- Problem Description:
In order to adapt to various screens, we usually use device independent pixels to layout the page when we write code.
On the screen with the device pixel ratio greater than 1, the 1px we wrote is actually rendered by multiple physical pixels, which will cause the phenomenon that 1px looks thick on some screens.

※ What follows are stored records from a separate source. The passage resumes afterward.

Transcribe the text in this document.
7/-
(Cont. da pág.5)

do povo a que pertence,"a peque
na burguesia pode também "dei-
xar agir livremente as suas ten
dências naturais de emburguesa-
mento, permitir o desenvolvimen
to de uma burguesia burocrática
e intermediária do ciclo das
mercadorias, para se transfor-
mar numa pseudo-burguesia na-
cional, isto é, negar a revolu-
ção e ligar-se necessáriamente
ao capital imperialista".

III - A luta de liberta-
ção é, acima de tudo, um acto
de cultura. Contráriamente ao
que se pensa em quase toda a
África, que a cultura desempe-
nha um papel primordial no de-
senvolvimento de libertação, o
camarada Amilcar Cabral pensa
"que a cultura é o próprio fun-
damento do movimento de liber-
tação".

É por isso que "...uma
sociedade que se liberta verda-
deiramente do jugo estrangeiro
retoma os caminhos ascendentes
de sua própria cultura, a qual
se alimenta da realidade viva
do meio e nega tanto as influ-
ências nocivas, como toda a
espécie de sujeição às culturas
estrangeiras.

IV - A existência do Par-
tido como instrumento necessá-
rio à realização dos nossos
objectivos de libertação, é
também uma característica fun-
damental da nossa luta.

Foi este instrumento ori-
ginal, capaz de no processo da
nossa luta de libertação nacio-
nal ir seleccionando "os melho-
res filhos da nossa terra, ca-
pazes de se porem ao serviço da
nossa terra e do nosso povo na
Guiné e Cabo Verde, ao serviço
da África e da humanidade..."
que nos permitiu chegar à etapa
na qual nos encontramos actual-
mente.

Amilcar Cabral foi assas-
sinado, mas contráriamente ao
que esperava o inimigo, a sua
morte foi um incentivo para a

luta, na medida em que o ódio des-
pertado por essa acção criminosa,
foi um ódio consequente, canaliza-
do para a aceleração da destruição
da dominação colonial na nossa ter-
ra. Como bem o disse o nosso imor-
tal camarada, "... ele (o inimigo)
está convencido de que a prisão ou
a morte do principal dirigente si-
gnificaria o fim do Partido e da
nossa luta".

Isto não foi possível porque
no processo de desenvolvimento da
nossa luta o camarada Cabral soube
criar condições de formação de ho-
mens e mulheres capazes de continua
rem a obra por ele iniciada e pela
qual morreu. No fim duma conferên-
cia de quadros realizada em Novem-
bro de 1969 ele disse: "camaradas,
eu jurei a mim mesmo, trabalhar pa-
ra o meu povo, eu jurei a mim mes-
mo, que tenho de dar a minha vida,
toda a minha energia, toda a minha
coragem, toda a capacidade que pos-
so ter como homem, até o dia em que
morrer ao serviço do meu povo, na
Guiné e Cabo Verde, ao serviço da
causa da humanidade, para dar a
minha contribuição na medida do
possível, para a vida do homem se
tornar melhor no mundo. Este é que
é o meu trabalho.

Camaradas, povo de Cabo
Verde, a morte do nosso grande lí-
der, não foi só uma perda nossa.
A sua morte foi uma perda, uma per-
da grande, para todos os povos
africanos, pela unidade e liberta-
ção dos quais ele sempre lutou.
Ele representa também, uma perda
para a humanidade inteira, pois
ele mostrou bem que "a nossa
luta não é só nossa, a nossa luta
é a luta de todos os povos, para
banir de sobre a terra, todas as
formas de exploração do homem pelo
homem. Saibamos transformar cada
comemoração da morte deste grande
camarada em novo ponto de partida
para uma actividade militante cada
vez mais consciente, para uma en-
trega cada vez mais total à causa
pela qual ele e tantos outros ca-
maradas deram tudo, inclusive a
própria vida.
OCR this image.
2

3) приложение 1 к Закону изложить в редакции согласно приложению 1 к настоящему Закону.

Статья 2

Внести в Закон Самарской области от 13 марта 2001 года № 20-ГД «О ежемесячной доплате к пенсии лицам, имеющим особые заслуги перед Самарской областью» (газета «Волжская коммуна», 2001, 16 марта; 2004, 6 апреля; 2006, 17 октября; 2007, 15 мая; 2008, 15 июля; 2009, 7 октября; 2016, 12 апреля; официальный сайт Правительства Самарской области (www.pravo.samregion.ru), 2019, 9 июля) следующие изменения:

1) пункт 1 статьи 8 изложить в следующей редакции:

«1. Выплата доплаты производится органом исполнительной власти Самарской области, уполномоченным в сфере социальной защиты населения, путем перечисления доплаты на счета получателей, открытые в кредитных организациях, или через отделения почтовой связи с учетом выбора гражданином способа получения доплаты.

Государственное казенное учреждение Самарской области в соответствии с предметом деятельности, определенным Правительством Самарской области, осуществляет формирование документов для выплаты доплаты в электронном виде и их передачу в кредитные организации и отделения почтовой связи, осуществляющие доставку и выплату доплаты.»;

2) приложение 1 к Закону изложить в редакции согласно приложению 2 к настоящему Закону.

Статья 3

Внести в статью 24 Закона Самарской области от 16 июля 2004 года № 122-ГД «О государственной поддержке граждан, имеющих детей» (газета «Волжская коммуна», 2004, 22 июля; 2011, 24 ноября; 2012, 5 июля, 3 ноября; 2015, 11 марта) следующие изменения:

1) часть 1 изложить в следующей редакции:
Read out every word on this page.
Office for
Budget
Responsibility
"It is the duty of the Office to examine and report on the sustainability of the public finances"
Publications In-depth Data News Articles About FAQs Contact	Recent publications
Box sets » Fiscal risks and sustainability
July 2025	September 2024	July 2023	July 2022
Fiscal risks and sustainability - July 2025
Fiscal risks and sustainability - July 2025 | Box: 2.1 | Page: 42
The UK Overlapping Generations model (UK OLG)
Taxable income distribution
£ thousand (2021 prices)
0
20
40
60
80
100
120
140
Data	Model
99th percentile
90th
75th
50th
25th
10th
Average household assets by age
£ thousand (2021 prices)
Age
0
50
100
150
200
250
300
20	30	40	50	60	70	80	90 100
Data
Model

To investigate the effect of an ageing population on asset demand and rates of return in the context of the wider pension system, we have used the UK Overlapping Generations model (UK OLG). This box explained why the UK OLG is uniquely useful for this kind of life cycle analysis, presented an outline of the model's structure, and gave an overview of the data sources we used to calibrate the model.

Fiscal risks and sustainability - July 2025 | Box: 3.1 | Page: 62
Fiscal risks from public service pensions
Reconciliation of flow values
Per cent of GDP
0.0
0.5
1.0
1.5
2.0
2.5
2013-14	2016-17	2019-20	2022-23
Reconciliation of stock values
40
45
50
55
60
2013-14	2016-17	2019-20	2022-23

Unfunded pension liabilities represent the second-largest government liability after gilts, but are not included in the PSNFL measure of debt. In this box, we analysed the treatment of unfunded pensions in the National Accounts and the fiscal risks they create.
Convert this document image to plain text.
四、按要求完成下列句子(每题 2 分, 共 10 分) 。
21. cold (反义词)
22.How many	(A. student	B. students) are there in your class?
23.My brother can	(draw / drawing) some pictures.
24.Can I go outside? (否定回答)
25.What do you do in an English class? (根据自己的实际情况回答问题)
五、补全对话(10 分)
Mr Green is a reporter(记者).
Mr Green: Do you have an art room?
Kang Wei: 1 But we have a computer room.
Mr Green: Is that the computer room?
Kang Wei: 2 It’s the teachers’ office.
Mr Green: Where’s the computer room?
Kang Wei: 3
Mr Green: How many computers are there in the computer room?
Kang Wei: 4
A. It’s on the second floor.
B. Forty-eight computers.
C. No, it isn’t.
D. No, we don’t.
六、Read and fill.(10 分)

- There are the following solutions:
@mixin border-1px($color, $direction) { position: relative; &::before { content: ""; position: absolute; z-index: 1; @if $direction==all { left: 0; top: 0; border: 1px solid $color; box-sizing: border-box; transform-origin: left top; } @else { background-color: $color; @if $direction==top { left: 0; top: 0; width: 100%; height: 1px; } @if $direction==right { right: 0; top: 0; width: 1px; height: 100%; } @if $direction==bottom { left: 0; bottom: 0; width: 100%; height: 1px; } @if $direction==left { left: 0; top: 0; width: 1px; height: 100%; } } } } @each $direction in all, top, right, bottom, left { @for $i from 1 to 10 { $scale: 1 / $i; @media only screen and (-webkit-min-device-pixel-ratio:$i) { .border-1px-#{$direction}::before { @if $direction==all { width: $i * 100%; height: $i * 100%; transform: scale($scale); } @if $direction==top { transform: scaleY($scale); } @if $direction==bottom { transform: scaleY($scale); } @if $direction==right { transform: scaleX($scale); } @if $direction==left { transform: scaleX($scale); } } } } }
This way can satisfy all kinds of scenes.
- Usage:
Step 1: @ include border-1px(blue, all); introduce the code block defined by mixin (create pseudo class to simulate border)
Step 2: < div class = "border-1px-all" >
- * Note:
Why there is no direct operation on the border width is because some models do not support the value of 0.5px, which will be treated as 0, so scaling is used.